Così, questo lembo di terra si è rivestito ai miei occhi di un’aura rituale. Oggi ci torno solo quando so che l’orda di culotetteaddominali al rimorchio è distante, ma venero questo lembo di terra, lo venero come liquido amniotico, lo venero quand’è silenzioso, quand’è mio, quando posso riprendere a dialogarci indisturbata e nutrire l’anima, quando mi ci immergo e torno a respirare e mi sento libera di andare ed immensa.


Domani, che poi è già oggi, torno a Sud per qualche giorno, devo risolvere alcuni problemi di salute e rilassarmi tra mia mamma e mia sorella.
Tornerò anche al mio mare, da giorni ormai ne sento il richiamo ancestrale.


Tra due ore suona la sveglia per andare in aereoporto. Magari non vado a letto e vedo l’alba. Adesso la sto aspettando con impazienza.

Mood: azzoppato, ma tenace
Listening to: il vento che accarezza l’erba
Watching: l’erba accarezzata dal vento
Playing: nel mio mondo nascosto
Drinking: vino rosso (“Non dà alla testa questo!”, le ultime parole famose…)




Nuova settimana, nuovo progetto, ancora per animazione.
Questa volta il tema assegnato è “Deus ex machina”.
Per me si è rivelato molto stimolante. Tant’è vero che non ci ho messo molto ad avere l’idea interpretativa e a farmi prendere dalla sua realizzazione.
Anche perché, come sempre, il tempo che posso dedicare ad un progetto è minimo. C’è sempre troppo da fare e mai quello spazio franco, tra una cosa e l’altra, necessario per innamorarmi di un progetto.


In merito alla mia idea non voglio raccontare molto per ora. Surprise! Dopotutto, una volta conclusa l’animazione, non ci sarà bisogno di chissà quale chiave di lettura. Per questa volta, l’ermetismo è a riposo.
Mi limito comunque ad un’indizio qui sotto. Molto significativo.
(Sfida agli arguti, si accettano ipotesi sulla mia idea.)




Questo è uno degli elementi che sto realizzando in Illustrator e che poi andrò ad animare in After Effects. Strada questa che (se il mio vecchio pc mi aiuta) mi consentirà di animare più rapidamente.

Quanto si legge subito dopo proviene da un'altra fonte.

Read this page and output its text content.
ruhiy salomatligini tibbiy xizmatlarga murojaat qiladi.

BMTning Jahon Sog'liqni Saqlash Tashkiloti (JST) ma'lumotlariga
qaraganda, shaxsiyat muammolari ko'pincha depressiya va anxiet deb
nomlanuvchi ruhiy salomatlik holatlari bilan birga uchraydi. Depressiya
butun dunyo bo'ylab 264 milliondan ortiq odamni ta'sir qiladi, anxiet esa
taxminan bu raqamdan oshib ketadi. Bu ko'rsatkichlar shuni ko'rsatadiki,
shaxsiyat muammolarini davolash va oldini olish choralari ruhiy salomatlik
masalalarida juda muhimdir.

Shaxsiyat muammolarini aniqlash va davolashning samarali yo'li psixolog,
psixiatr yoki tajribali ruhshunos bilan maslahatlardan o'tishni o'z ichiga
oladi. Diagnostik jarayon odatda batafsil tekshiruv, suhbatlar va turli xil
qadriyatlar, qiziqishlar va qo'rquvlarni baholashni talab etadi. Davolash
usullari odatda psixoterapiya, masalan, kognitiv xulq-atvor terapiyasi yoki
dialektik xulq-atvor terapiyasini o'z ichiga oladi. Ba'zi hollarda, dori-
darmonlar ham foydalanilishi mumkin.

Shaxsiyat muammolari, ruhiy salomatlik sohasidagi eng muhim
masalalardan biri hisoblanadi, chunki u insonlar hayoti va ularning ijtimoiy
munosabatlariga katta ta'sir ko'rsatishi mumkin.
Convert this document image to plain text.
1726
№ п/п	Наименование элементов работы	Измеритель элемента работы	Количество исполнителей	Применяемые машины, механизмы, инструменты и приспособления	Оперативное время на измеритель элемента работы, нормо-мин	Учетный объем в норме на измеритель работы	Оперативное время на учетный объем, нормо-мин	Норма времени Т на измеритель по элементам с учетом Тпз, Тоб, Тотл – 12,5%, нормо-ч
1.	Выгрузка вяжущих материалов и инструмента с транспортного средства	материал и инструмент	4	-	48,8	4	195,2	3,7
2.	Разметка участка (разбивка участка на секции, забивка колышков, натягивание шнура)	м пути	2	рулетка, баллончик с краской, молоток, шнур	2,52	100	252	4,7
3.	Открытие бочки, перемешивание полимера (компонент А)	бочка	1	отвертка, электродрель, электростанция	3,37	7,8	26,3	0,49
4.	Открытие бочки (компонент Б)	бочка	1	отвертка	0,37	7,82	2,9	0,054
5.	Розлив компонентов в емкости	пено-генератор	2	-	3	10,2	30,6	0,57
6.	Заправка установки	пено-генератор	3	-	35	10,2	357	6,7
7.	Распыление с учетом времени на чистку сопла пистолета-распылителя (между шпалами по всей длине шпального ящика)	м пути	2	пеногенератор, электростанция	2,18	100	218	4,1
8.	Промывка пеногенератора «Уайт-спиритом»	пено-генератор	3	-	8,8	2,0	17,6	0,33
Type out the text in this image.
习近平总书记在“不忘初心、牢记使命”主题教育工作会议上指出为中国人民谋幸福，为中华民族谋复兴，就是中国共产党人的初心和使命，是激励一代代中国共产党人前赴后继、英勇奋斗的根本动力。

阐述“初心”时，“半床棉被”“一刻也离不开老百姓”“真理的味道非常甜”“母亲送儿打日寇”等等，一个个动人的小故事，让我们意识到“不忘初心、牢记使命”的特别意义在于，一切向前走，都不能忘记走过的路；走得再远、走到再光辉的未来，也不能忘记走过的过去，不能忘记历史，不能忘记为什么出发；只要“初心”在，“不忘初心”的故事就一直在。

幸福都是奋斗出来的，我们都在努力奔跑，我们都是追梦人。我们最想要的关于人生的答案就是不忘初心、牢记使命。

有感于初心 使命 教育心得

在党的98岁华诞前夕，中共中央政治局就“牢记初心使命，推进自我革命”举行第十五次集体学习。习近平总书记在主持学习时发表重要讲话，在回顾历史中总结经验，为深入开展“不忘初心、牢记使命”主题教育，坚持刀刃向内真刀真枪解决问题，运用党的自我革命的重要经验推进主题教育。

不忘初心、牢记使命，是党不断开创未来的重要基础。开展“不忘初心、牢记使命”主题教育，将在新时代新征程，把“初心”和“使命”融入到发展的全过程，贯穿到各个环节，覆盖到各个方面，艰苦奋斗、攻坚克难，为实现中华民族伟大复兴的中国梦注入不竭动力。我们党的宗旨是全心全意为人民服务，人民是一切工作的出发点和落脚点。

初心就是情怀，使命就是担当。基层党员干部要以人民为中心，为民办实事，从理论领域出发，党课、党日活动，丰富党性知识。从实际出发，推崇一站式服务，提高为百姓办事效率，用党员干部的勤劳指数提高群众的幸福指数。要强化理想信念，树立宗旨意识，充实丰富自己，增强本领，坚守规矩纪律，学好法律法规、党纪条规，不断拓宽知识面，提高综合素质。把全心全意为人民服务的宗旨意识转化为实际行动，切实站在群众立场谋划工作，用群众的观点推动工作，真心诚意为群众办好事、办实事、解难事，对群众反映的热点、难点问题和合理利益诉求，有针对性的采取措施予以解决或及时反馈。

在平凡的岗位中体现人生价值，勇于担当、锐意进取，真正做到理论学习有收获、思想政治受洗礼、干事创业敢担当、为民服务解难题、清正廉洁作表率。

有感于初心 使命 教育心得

Il punto fondamentale della questione è costruire ogni parte da animare in modo tale che sia facilmente smontabile e ricomponibile come meglio si preferisce.
Per capire come costruire questo burattino, ho avuto bisogno di due giorni di alienazione dal mondo, in cui ho tentato e ritentato, visto mille disegni di gente che sa disegnare per analizzare posizioni, prospettive e possibilità e altri mille video di gente che sa animare.
Stamattina, di fronte al cornetto e all’espressino/marocchino che mi ha portato la mia mamma per consolarmi e sulla scorta anche di un’intuizione notturna, si è illuminata la lampadina. E soprattutto mi è diventato chiaro che mi ero persa in un bicchier d’acqua.
Bastava aggiungere dei cerchi in mezzo ai solidi così che gli arti fossero disarticolabili.
Avrei potuto ballare il waka-waka in segno di vittoria. Dico davvero, mi risuonava in testa!


Meglio tardi che mai, è vero.


*
Ma mi fa rabbia la lentezza con cui sto apprendendo
Mi fa rabbia la mia difficoltà nell’esprimere con il disegno un’idea che magari ho ben chiara in mente. Sono vittima di un vero è proprio blocco traumatizzante, si direbbe.
Mi fa rabbia la staticità che dei miei lavori in movimento. Compongo l’inquadratura, ma fa schifo lo sviluppo dei suoi elementi nel tempo. Riconosco i miei limiti.
Mi fa rabbia la mediocrità di ciò che ho prodotto fin’ora, non mi basta. Non voglio essere una dei tanti.

La mia costante insoddisfazione. Anche quella mi fa rabbia.